I remember hearing a similar and less pointed question from my father or mother that would be simply, “What did you do today at school?” It wasn’t so much addressing the learning aspect but addressing the fact that I had spent over 7 hours of my time today at school. If I didn’t do something productive, that certainly was something to be worried about.
Often, I would answer “nothing.” The first few times I answered that it was a cop-out so that I did not have to talk about school. “Nothing” was an answer that led to sardonic remarks on how I did nothing that day. But after a while, I thought about it and I really wasn’t doing anything in most of my classes. I enjoyed going to school but in retrospect, I do not know what I gained from going to America's finest indoctrination service.
For much of high school, during a time when the human mind has a chance to be remolded and reprogrammed to think correctly for the rest of life, my teachers all too often “lectured” (if you could call it that) from a textbook and then left us to do whatever for the remaining forty-five minutes to an hour left in class. That “whatever” consisted of worksheets, readings, long-term projects like papers or group assignments, and sometimes projects in the computer lab.
Teachers were not offering us advice on how to take in what we were learning and apply it to our future lives in American society. And they most certainly were not offering us any ideas on civic responsibility.
This is coming from a kid who was labeled as a “gifted and talented” student in 1st grade and asked if I wanted to go to school somewhere else where they pushed students to learn more than other students who were “incapable” of learning.

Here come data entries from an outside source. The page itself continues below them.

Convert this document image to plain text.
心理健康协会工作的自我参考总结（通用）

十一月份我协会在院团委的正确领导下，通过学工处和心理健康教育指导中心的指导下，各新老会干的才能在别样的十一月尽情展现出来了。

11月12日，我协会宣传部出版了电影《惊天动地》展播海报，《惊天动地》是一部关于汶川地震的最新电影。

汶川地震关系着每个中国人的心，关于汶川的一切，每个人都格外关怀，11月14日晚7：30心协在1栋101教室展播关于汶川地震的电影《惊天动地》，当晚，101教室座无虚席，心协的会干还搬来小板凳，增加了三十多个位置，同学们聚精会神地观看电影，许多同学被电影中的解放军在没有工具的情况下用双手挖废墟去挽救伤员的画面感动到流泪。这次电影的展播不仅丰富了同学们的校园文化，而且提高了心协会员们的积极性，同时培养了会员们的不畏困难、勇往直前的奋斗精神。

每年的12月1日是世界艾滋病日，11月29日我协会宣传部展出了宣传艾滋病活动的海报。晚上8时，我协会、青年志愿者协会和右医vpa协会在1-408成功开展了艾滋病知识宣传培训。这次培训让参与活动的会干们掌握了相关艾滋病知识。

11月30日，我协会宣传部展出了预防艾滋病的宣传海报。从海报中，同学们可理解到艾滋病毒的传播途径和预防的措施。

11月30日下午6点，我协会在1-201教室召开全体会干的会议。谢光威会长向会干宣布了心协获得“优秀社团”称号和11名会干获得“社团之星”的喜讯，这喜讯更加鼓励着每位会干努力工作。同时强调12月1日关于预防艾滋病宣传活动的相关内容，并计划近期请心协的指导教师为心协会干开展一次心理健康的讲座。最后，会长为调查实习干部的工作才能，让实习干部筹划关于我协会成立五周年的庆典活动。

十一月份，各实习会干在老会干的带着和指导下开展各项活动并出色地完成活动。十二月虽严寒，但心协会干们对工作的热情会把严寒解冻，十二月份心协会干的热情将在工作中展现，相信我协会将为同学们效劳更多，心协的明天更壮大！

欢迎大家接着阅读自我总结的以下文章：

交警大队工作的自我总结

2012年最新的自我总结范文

But let’s table this discussion of education and come back to it in another article. I’ll move on to talking about the influence of my local library and books in my life.
From kindergarten to now, I have always been addicted to books. I have always felt the need to have a book with me for down time so that I can read something, whether it is to learn or for entertainment purposes. Literature and non-fiction have earned an importance in my life that is unordinary for my generation.

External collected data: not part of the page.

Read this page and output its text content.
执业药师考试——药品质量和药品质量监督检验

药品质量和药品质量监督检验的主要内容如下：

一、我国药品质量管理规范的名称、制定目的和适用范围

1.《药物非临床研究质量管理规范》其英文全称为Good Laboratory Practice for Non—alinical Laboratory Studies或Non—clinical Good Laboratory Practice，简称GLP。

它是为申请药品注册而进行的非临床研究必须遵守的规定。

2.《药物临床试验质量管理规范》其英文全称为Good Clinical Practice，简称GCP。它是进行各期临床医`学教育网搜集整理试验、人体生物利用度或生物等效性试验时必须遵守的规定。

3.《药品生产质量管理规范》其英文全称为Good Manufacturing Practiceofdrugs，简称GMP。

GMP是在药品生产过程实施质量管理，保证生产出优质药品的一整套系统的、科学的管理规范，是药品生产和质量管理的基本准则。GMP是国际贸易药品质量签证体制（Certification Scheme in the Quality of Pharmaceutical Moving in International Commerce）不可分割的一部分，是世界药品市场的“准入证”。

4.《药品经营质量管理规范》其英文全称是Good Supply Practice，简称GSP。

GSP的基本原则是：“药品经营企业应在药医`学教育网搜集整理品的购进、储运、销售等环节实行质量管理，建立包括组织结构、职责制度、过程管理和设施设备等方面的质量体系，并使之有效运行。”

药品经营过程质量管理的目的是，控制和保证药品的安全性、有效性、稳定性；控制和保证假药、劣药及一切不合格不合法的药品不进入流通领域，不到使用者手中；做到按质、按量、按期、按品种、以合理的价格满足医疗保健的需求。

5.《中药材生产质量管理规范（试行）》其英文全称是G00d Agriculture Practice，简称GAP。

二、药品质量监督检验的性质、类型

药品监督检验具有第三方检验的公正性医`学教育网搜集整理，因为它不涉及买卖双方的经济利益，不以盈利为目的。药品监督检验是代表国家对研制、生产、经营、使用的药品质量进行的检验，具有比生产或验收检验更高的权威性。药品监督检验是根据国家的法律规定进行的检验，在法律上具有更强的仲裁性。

I am pleased that around 2003 I began to read political and current affairs non-fiction books that most high school students never touch. I began with Michael Moore’s Stupid White Men and Dude, Where’s My Country?. I moved on to Al Franken’s books. I read Bill O’Reilly (yes, Bill O’Reilly). I read Everything That’s Bad is Good For You, Freakonomics, and The Republican War on Science.
Come my senior year, I was deep into political reading and was deeply into it because of my attachment to blogging and writing. I read my first Chomsky book, Hegemony or Survival, while working at a poll station in May 2006. I began to read books that questioned 9/11---books by David Ray Griffin, which are written quite well and make very concise arguments detailing the need for a further investigation. I also got into books detailing the history of American interventionism like William Blum’s Rogue State and Howard Zinn’s A Power Government Cannot Suppress.

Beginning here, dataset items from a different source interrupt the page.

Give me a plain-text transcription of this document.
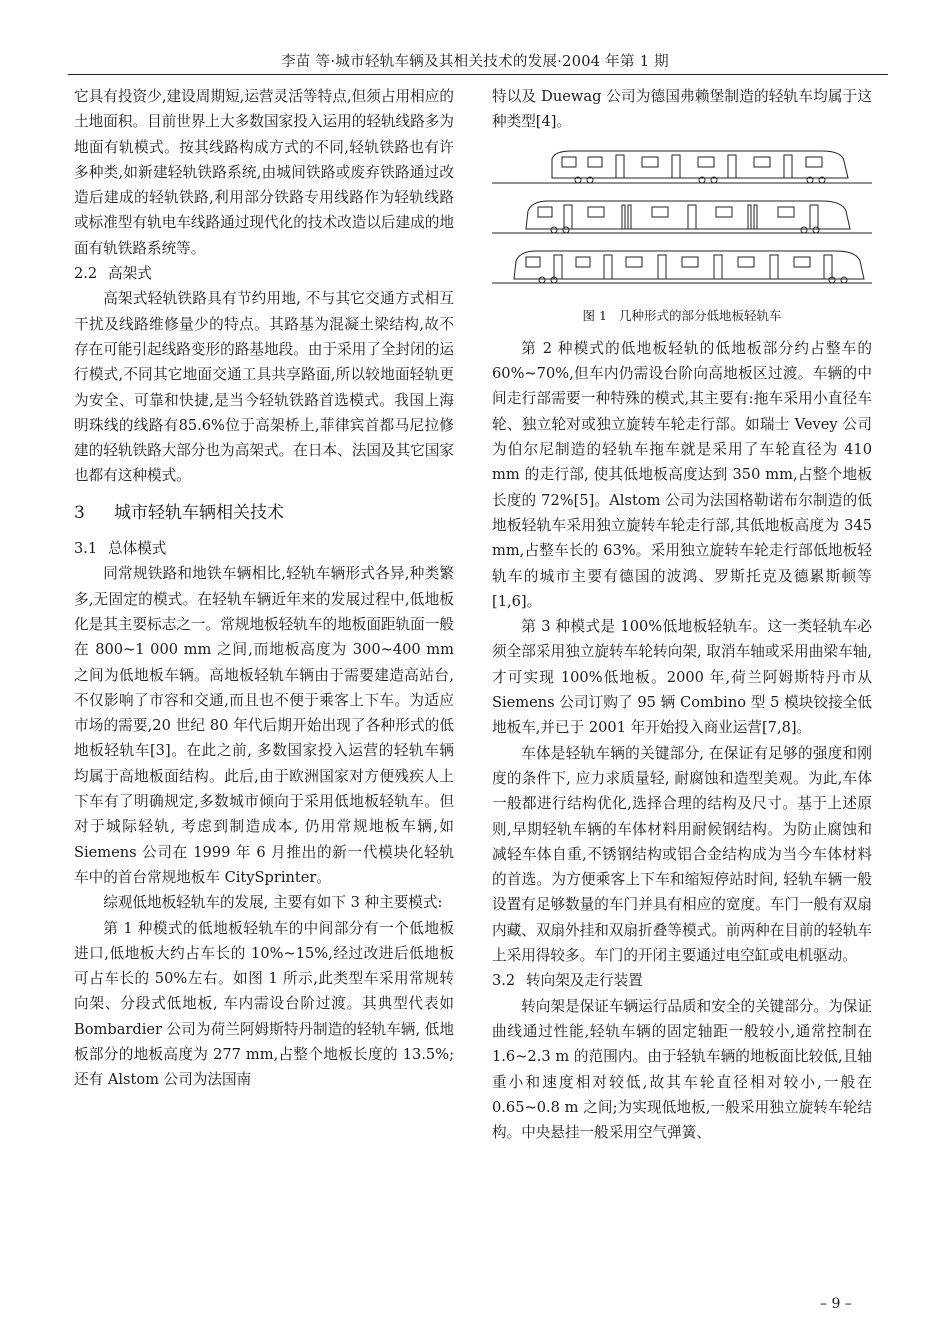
李苗 等·城市轻轨车辆及其相关技术的发展·2004 年第 1 期

它具有投资少,建设周期短,运营灵活等特点,但须占用相应的土地面积。目前世界上大多数国家投入运用的轻轨线路多为地面有轨模式。按其线路构成方式的不同,轻轨铁路也有许多种类,如新建轻轨铁路系统,由城间铁路或废弃铁路通过改造后建成的轻轨铁路,利用部分铁路专用线路作为轻轨线路或标准型有轨电车线路通过现代化的技术改造以后建成的地面有轨铁路系统等。

2.2 高架式

高架式轻轨铁路具有节约用地, 不与其它交通方式相互干扰及线路维修量少的特点。其路基为混凝土梁结构,故不存在可能引起线路变形的路基地段。由于采用了全封闭的运行模式,不同其它地面交通工具共享路面,所以较地面轻轨更为安全、可靠和快捷,是当今轻轨铁路首选模式。我国上海明珠线的线路有85.6%位于高架桥上,菲律宾首都马尼拉修建的轻轨铁路大部分也为高架式。在日本、法国及其它国家也都有这种模式。

3 城市轻轨车辆相关技术
3.1 总体模式

同常规铁路和地铁车辆相比,轻轨车辆形式各异,种类繁多,无固定的模式。在轻轨车辆近年来的发展过程中,低地板化是其主要标志之一。常规地板轻轨车的地板面距轨面一般在 800~1 000 mm 之间,而地板高度为 300~400 mm 之间为低地板车辆。高地板轻轨车辆由于需要建造高站台,不仅影响了市容和交通,而且也不便于乘客上下车。为适应市场的需要,20 世纪 80 年代后期开始出现了各种形式的低地板轻轨车[3]。在此之前, 多数国家投入运营的轻轨车辆均属于高地板面结构。此后,由于欧洲国家对方便残疾人上下车有了明确规定,多数城市倾向于采用低地板轻轨车。但对于城际轻轨, 考虑到制造成本, 仍用常规地板车辆,如 Siemens 公司在 1999 年 6 月推出的新一代模块化轻轨车中的首台常规地板车 CitySprinter。

综观低地板轻轨车的发展, 主要有如下 3 种主要模式:

第 1 种模式的低地板轻轨车的中间部分有一个低地板进口,低地板大约占车长的 10%~15%,经过改进后低地板可占车长的 50%左右。如图 1 所示,此类型车采用常规转向架、分段式低地板, 车内需设台阶过渡。其典型代表如 Bombardier 公司为荷兰阿姆斯特丹制造的轻轨车辆, 低地板部分的地板高度为 277 mm,占整个地板长度的 13.5%;还有 Alstom 公司为法国南

特以及 Duewag 公司为德国弗赖堡制造的轻轨车均属于这种类型[4]。

图 1 几种形式的部分低地板轻轨车

第 2 种模式的低地板轻轨的低地板部分约占整车的 60%~70%,但车内仍需设台阶向高地板区过渡。车辆的中间走行部需要一种特殊的模式,其主要有:拖车采用小直径车轮、独立轮对或独立旋转车轮走行部。如瑞士 Vevey 公司为伯尔尼制造的轻轨车拖车就是采用了车轮直径为 410 mm 的走行部, 使其低地板高度达到 350 mm,占整个地板长度的 72%[5]。Alstom 公司为法国格勒诺布尔制造的低地板轻轨车采用独立旋转车轮走行部,其低地板高度为 345 mm,占整车长的 63%。采用独立旋转车轮走行部低地板轻轨车的城市主要有德国的波鸿、罗斯托克及德累斯顿等[1,6]。

第 3 种模式是 100%低地板轻轨车。这一类轻轨车必须全部采用独立旋转车轮转向架, 取消车轴或采用曲梁车轴,才可实现 100%低地板。2000 年,荷兰阿姆斯特丹市从 Siemens 公司订购了 95 辆 Combino 型 5 模块铰接全低地板车,并已于 2001 年开始投入商业运营[7,8]。

车体是轻轨车辆的关键部分, 在保证有足够的强度和刚度的条件下, 应力求质量轻, 耐腐蚀和造型美观。为此,车体一般都进行结构优化,选择合理的结构及尺寸。基于上述原则,早期轻轨车辆的车体材料用耐候钢结构。为防止腐蚀和减轻车体自重,不锈钢结构或铝合金结构成为当今车体材料的首选。为方便乘客上下车和缩短停站时间, 轻轨车辆一般设置有足够数量的车门并具有相应的宽度。车门一般有双扇内藏、双扇外挂和双扇折叠等模式。前两种在目前的轻轨车上采用得较多。车门的开闭主要通过电空缸或电机驱动。

3.2 转向架及走行装置

转向架是保证车辆运行品质和安全的关键部分。为保证曲线通过性能,轻轨车辆的固定轴距一般较小,通常控制在 1.6~2.3 m 的范围内。由于轻轨车辆的地板面比较低,且轴重小和速度相对较低,故其车轮直径相对较小,一般在 0.65~0.8 m 之间;为实现低地板,一般采用独立旋转车轮结构。中央悬挂一般采用空气弹簧、

– 9 –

In the way of literature, I read Fahrenheit 451 and 1984 and discovered I deeply love dystopian fiction. I have since then enjoyed It Can Happen Here by Sinclair Lewis and Myra Breckinridge by Gore Vidal. I’ve also read Junky by William Burroughs, On the Road by Jack Kerouac, God’s Bits of Wood by Sembene Ousmane, and The Things They Carried by Tim O’Brien.
I began to read works from the Sixties just recently and now I am reading books that dive deep into the inner workings of American foreign policy and a book on COINTELPRO.
This education and argument tradition was not imposed by my mother or father. I picked it up on my own. But they led me to the library. And had I never been taught the importance of reading, I would be consumed by video games and other technology today.
VIII. The Tradition of Discipline
“If parents don’t discipline, or they’re indecisive about it, their children won’t respect them.”
Ralph’s parents followed a system of reprimands that became systemically sharper and had more consequences with each reprimand. Sometimes it involved chores. Rarely did it involve spanking or beatings. Those type of measures “horrified” Ralph’s parents.
My parents, unlike Ralph’s, did not remain together and are now separated. The system of discipline broke down at some point in my childhood. I knew it. My mother knew it. And it created a Catch-22 for our family.